I’m indebted to The Ferret again for the information that A G Barr and Highland Spring have also been putting their oars in, with Barr’s chief executive, Roger White, telling Fergus Ewing and Nicola Sturgeon that there would be “considerable cost and complexity” if the scheme was set up only in Scotland.  One of their commercial directors – Jonathan Kemp – had a discussion with Murdo Fraser in June last year about the scheme needing to be on a Great Britain-basis.  Now I wonder what these two blokes have got in common?

Highland Spring seem to be worried that fewer folk will be buying bottled water if the price goes up by 10p and they want the value of the deposit to be “low or zero”.  Oh dear me, a decline in the sale of bottled water would be a very good thing in my book.  They’re also worried about a “risk of fraud” if there isn’t a “consistent scheme across the UK”.  Will bairns from Eyemouth or Gretna be going on cross-border raids to bring back plastic bottles for recycling and enrichment purposes?  Maybe we could put a saltire on every bottle sold in Scotland to prevent this terrible fraud.

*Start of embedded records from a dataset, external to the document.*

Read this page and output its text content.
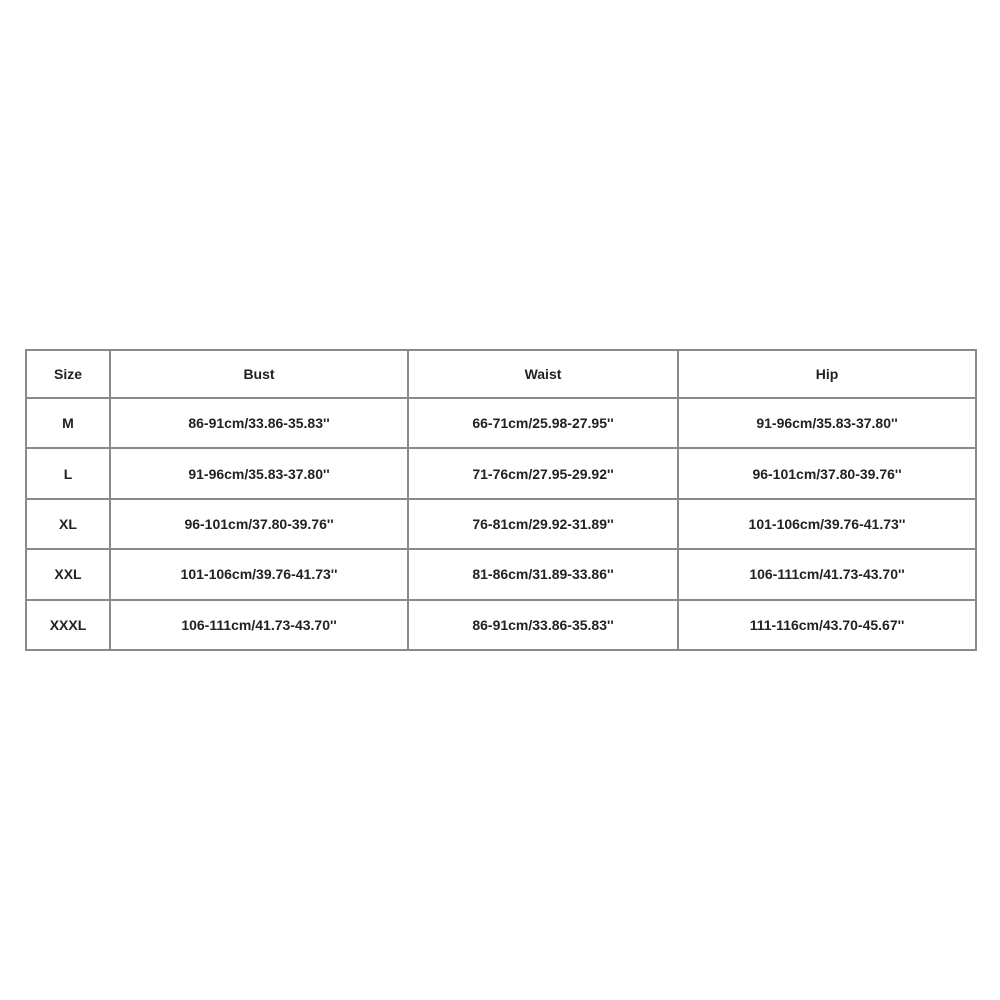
Size	Bust	Waist	Hip
M	86-91cm/33.86-35.83''	66-71cm/25.98-27.95''	91-96cm/35.83-37.80''
L	91-96cm/35.83-37.80''	71-76cm/27.95-29.92''	96-101cm/37.80-39.76''
XL	96-101cm/37.80-39.76''	76-81cm/29.92-31.89''	101-106cm/39.76-41.73''
XXL	101-106cm/39.76-41.73''	81-86cm/31.89-33.86''	106-111cm/41.73-43.70''
XXXL	106-111cm/41.73-43.70''	86-91cm/33.86-35.83''	111-116cm/43.70-45.67''
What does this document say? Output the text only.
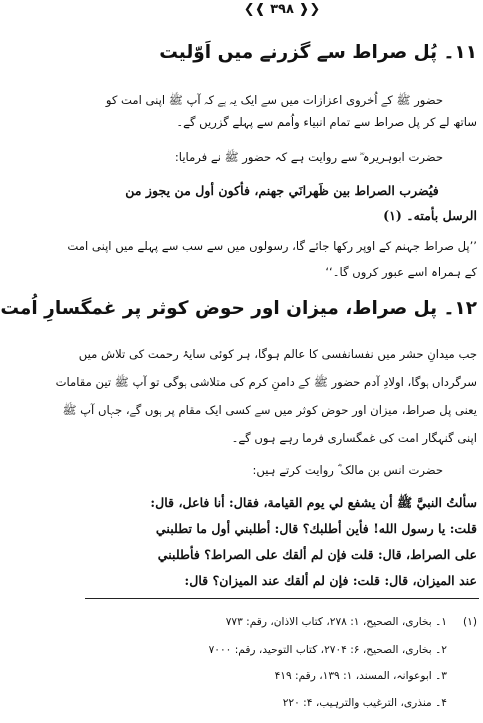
❮❰ ۳۹۸ ❱❯
۱۱۔ پُل صراط سے گزرنے میں اَوّلیت
حضور ﷺ کے اُخروی اعزازات میں سے ایک یہ ہے کہ آپ ﷺ اپنی امت کو
ساتھ لے کر پل صراط سے تمام انبیاء واُمم سے پہلے گزریں گے۔
حضرت ابوہریرہ ؓ سے روایت ہے کہ حضور ﷺ نے فرمایا:
فيُضرب الصراط بين ظَهرانَي جهنم، فأكون أول من يجوز من
الرسل بأمته۔ (۱)
’’پل صراط جہنم کے اوپر رکھا جائے گا، رسولوں میں سے سب سے پہلے میں اپنی امت
کے ہمراہ اسے عبور کروں گا۔‘‘
۱۲۔ پل صراط، میزان اور حوض کوثر پر غمگسارِ اُمت
جب میدانِ حشر میں نفسانفسی کا عالم ہوگا، ہر کوئی سایۂ رحمت کی تلاش میں
سرگرداں ہوگا، اولادِ آدم حضور ﷺ کے دامنِ کرم کی متلاشی ہوگی تو آپ ﷺ تین مقامات
یعنی پل صراط، میزان اور حوض کوثر میں سے کسی ایک مقام پر ہوں گے، جہاں آپ ﷺ
اپنی گنہگار امت کی غمگساری فرما رہے ہوں گے۔
حضرت انس بن مالک ؓ روایت کرتے ہیں:
سألتُ النبيَّ ﷺ أن يشفع لي يوم القيامة، فقال: أنا فاعل، قال:
قلت: يا رسول الله! فأين أطلبك؟ قال: أطلبني أول ما تطلبني
على الصراط، قال: قلت فإن لم ألقك على الصراط؟ فأطلبني
عند الميزان، قال: قلت: فإن لم ألقك عند الميزان؟ قال:
(۱)
۱۔ بخاری، الصحیح، ۱: ۲۷۸، کتاب الاذان، رقم: ۷۷۳
۲۔ بخاری، الصحیح، ۶: ۲۷۰۴، کتاب التوحید، رقم: ۷۰۰۰
۳۔ ابوعوانہ، المسند، ۱: ۱۳۹، رقم: ۴۱۹
۴۔ منذری، الترغیب والترہیب، ۴: ۲۲۰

Friends of the Earth Scotland have pointed out that these deposit return schemes work perfectly well in other countries such as Germany, Iceland, Croatia, the Netherlands and Estonia.  Their Director Richard Dixon said that although industry has almost given up trying to stop the scheme happening in Scotland, there are still attempts to “weaken or delay it”.  He added that waiting for a UK scheme was just an industry ruse as that could take years, if it ever happened at all.  He also made the comparison with the plastic bag tax when retailers and others claimed that it couldn’t be done just in Scotland:  “… it was and it is a roaring success”.  He wants the drinks industry and their PR consultants and front groups to “shut up and get ready to do their bit to deliver a world-class DRS for Scotland.”  Good on him!

If you’ve got time, have a look at a BBC news website article on 13/2/19 – Plastic pollution: one town smothered by 17,000 tonnes of rubbish.  You’ll be inspired by the small group of Malaysians in their slogan polo shirts but also ashamed of how we’re dumping our plastic rubbish in other countries.

To cheer us up, other BBC website news items worth looking at are: Fighting “All You Can Eat” waste at a hotel in Norway (2/2/19) and How one woman is winning the fight against food waste (July 2018).  This latter one is about Selina Juul, a Russian woman living in Denmark who is not short on gumption and this is my third mention of her.

Closer to home, a Food Sharing Hub on Bread Street in Edinburgh opened on 24 January to ‘sell’ fruit, vegetables and bakery products from some supermarkets which have joined the ‘rescued food’ scheme – Tesco, Lidl, the Co-op.  These grocery stores donate food which is still safe to eat but might be past its best before date.  Customers at the Hub make a donation for the food which would otherwise be heading for landfill.  So far, it’s open for only three afternoons a week – Thursday to Saturday – but it’s a start and wouldn’t it be great if branches opened up in every big town?

Volunteer workers in the Food Sharing Hub

Here at home, I’m watching my grass grow and looking forward to getting my push mower up and running.  It makes much less noise, needs no electricity, takes minimum effort but gives me some exercise; there’s no electric cable to worry about cutting through and it can cut damp grass.  I bought it last year and I love it.